2016 Was A Banner Year

As we near the end of 2016 we reflect on what a great year it has been at The Mill at Plein Air.  Clearly the highlight was the opening of The Chapel.  We explored the idea of building a chapel on-site for over a year.  Once we made the decision to build --  it was a sprint to the finish.  Believe it or not the size of the chapel was determined once we found the 32 maple pews in a Baptist Church in Virginia.  (We needed to make sure they would fit.)  After the size was determined we set about to find authentic, salvaged church materials and artifacts.  We scored when we found 8 huge stained glass windows from a Lutheran Church in Pennsylvania.  Then we picked up a dozen classical hanging church pendants from that once lived in a east Tennessee church.  The floors came from a warehouse in Charleston, SC.  Local artisan Obie Clark built the alter.  We held our first wedding in the chapel in early April and have been blessed to host two dozen more since.  

Families of wedding parties have found the ease of getting married in the chapel, then walking directly across the street to The Mill for the reception to be a very attractive option.  Further, the ability for the wedding party and families to stay at Plein Air, (we've got almost 20 bedrooms for rent), adds to the elegant weekend.  

A new restaurant, (named Grit), opened in the Plein Air neighborhood in June.  A number of families have chosen to hold their rehearsal dinner in the hip, new 80-person restaurant.  Larger groups have moved into the dining room in The Mill.  

This is the first year our vision for a turnkey experience has really started to take shape.  We intend to add to the offering and deliver an even more seamless experience.  We thank those of you that have entrusted us to host your most special day.  We never take it for granted and our goal is to exceed our guest's expectations one wedding at a time.  Happy Holidays!

The Getaway

Since we host dozens of weddings a year we get the privilege of witnessing LOTS of interesting occurrences. Personally, I'm fascinated with the getaway.

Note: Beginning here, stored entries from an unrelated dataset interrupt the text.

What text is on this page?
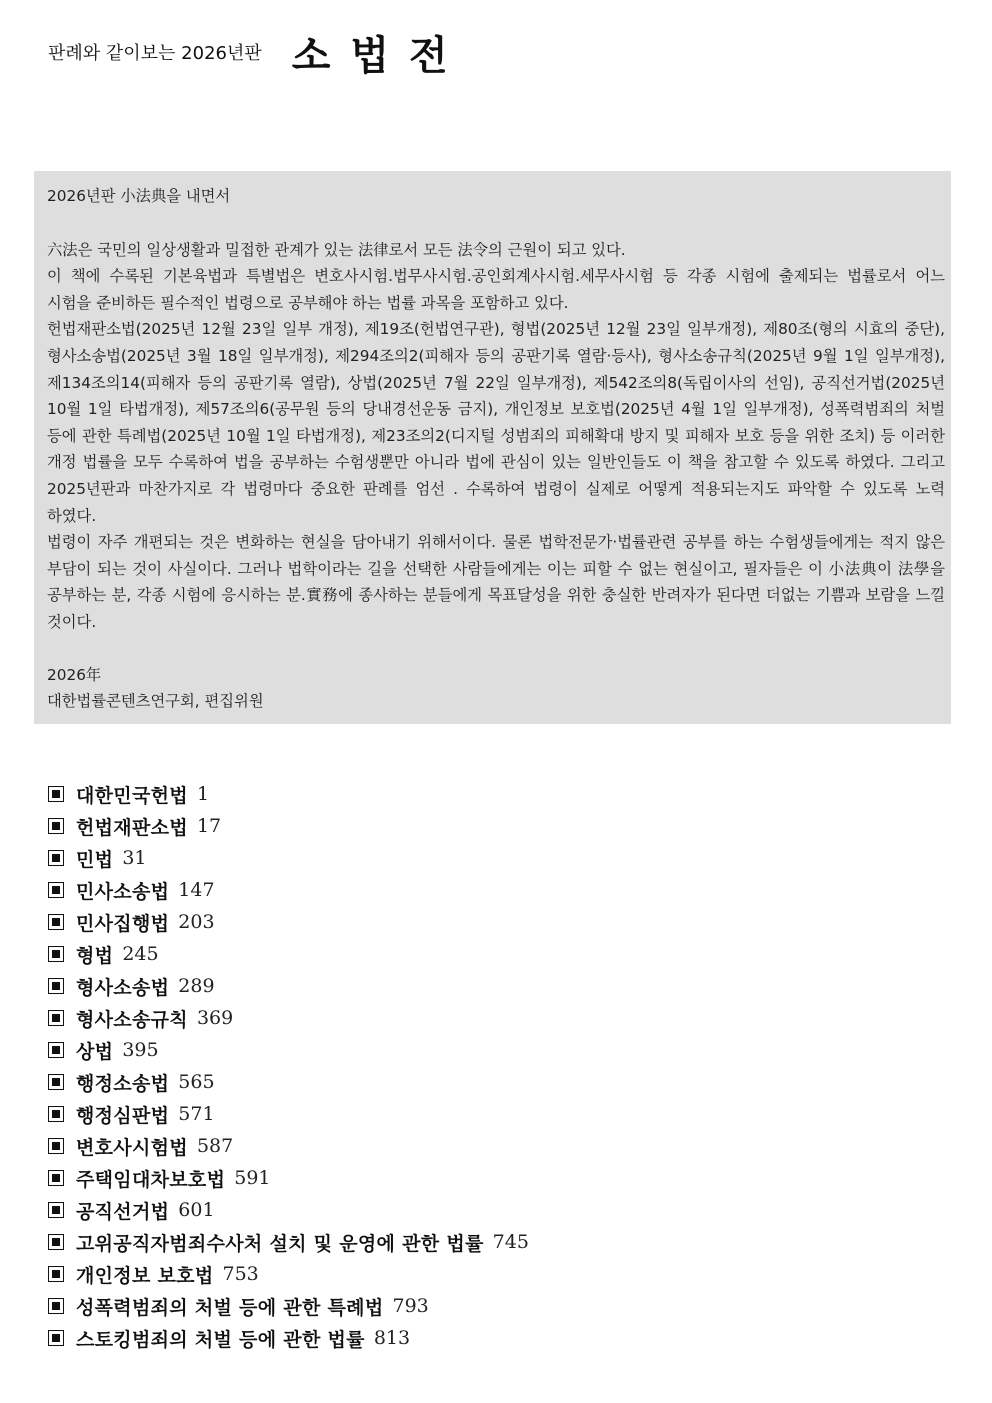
판례와 같이보는 2026년판 소법전

2026년판 小法典을 내면서

六法은 국민의 일상생활과 밀접한 관계가 있는 法律로서 모든 法令의 근원이 되고 있다.

이 책에 수록된 기본육법과 특별법은 변호사시험.법무사시험.공인회계사시험.세무사시험 등 각종 시험에 출제되는 법률로서 어느 시험을 준비하든 필수적인 법령으로 공부해야 하는 법률 과목을 포함하고 있다.

헌법재판소법(2025년 12월 23일 일부 개정), 제19조(헌법연구관), 형법(2025년 12월 23일 일부개정), 제80조(형의 시효의 중단), 형사소송법(2025년 3월 18일 일부개정), 제294조의2(피해자 등의 공판기록 열람·등사), 형사소송규칙(2025년 9월 1일 일부개정), 제134조의14(피해자 등의 공판기록 열람), 상법(2025년 7월 22일 일부개정), 제542조의8(독립이사의 선임), 공직선거법(2025년 10월 1일 타법개정), 제57조의6(공무원 등의 당내경선운동 금지), 개인정보 보호법(2025년 4월 1일 일부개정), 성폭력범죄의 처벌 등에 관한 특례법(2025년 10월 1일 타법개정), 제23조의2(디지털 성범죄의 피해확대 방지 및 피해자 보호 등을 위한 조치) 등 이러한 개정 법률을 모두 수록하여 법을 공부하는 수험생뿐만 아니라 법에 관심이 있는 일반인들도 이 책을 참고할 수 있도록 하였다. 그리고 2025년판과 마찬가지로 각 법령마다 중요한 판례를 엄선 . 수록하여 법령이 실제로 어떻게 적용되는지도 파악할 수 있도록 노력 하였다.

법령이 자주 개편되는 것은 변화하는 현실을 담아내기 위해서이다. 물론 법학전문가·법률관련 공부를 하는 수험생들에게는 적지 않은 부담이 되는 것이 사실이다. 그러나 법학이라는 길을 선택한 사람들에게는 이는 피할 수 없는 현실이고, 필자들은 이 小法典이 法學을 공부하는 분, 각종 시험에 응시하는 분.實務에 종사하는 분들에게 목표달성을 위한 충실한 반려자가 된다면 더없는 기쁨과 보람을 느낄 것이다.

2026年

대한법률콘텐츠연구회, 편집위원

대한민국헌법 1
헌법재판소법 17
민법 31
민사소송법 147
민사집행법 203
형법 245
형사소송법 289
형사소송규칙 369
상법 395
행정소송법 565
행정심판법 571
변호사시험법 587
주택임대차보호법 591
공직선거법 601
고위공직자범죄수사처 설치 및 운영에 관한 법률 745
개인정보 보호법 753
성폭력범죄의 처벌 등에 관한 특례법 793
스토킹범죄의 처벌 등에 관한 법률 813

The getaway offers photographers the "money shot." The one you always see with bride and groom holding hands, rice cascading down on their heads, sprinklers lining both sides, maybe confetti in the air.

The most famous wedding shot in history is JFK, Jr and his new bride leaving the tiny chapel on Cumberland Island hand in hand. The getaway shot is the most romanticized and remembered moment of the evening. This shot and cutting the cake are the two traditional shots everyone remembers from the wedding album.

The car is critical. We've had Rolls Royce Limos, vintage Mercedes coupes, several Mustang convertibles, a horse-drawn carriage, a cop car with siren blaring, (groom was a cop), traditional limos, a motorcycle, and just about everything in between. We have not had a tractor. I want a tractor.  

Frequently the car doesn't run very well and the newlyweds do a victory lap around Plein Air only to jump into a brand new Lexus around the corner. Again -- it's about the photo, not the ride to the Memphis airport.  

One new phenomenon is the "fake leave."  You want a big crowd there for the getaway. So, to ensure a crowd, the bride and groom will sometimes stage the leave early in the evening for the photo op.  Remember - it's the photo that matters. After pulling rice or confetti from their hair they may reappear and dance the night away film safely tucked away.

There is no right or wrong way to do it. The getaway is as personal as the wedding dress. To each their own. As long as they are having fun!

The Chapel - Six Months In

It has been six months since The Chapel at Plein Air debuted and by all measures it has been a big success. What started as an idea to move weddings indoors to battle inclement weather has turned into an attraction all its own.  Repeatedly, brides and mothers alike, breath a collective "oh my" when the doors open for the first time.  The chapel is simple.  It is beautiful.  And it reeks of a by-gone era before internet, social media, and the Kardashians.

Since early April we've hosted about fifteen weddings in the chapel. We've found that it can comfortably seat around 250. Uncomfortably around 280.  The acoustics are wonderful; this happened naturally as we didn't do a thing to plan it or create a sound friendly environment. The first minister announced, "there is no need for amplification. The sound in here is perfect."  

All of the materials used had a prior life in another church or building. The one exception is the air conditioning. Vintage 2016 model. 10 tons of it. Pack 260 people in there on an August afternoon in Mississippi and we need all we can get. We're happy to report it works and works well.  

Photographers love the chapel for the setting it creates. The sun streaks through the west windows at a 45 degree angle at sunset creating long, yellow pools of light throughout the sanctuary. Depending on time of year the angles vary and sharpness fades, but there is no bad light. Outside the chapel is a 40 acre field of tall grass for the perfect backdrop.   

We call it our "new old chapel." So far brides, wedding planners, photographers, and mothers are loving it. Will it stand the test of time?  We think so.  And we invite you to come along for the ride.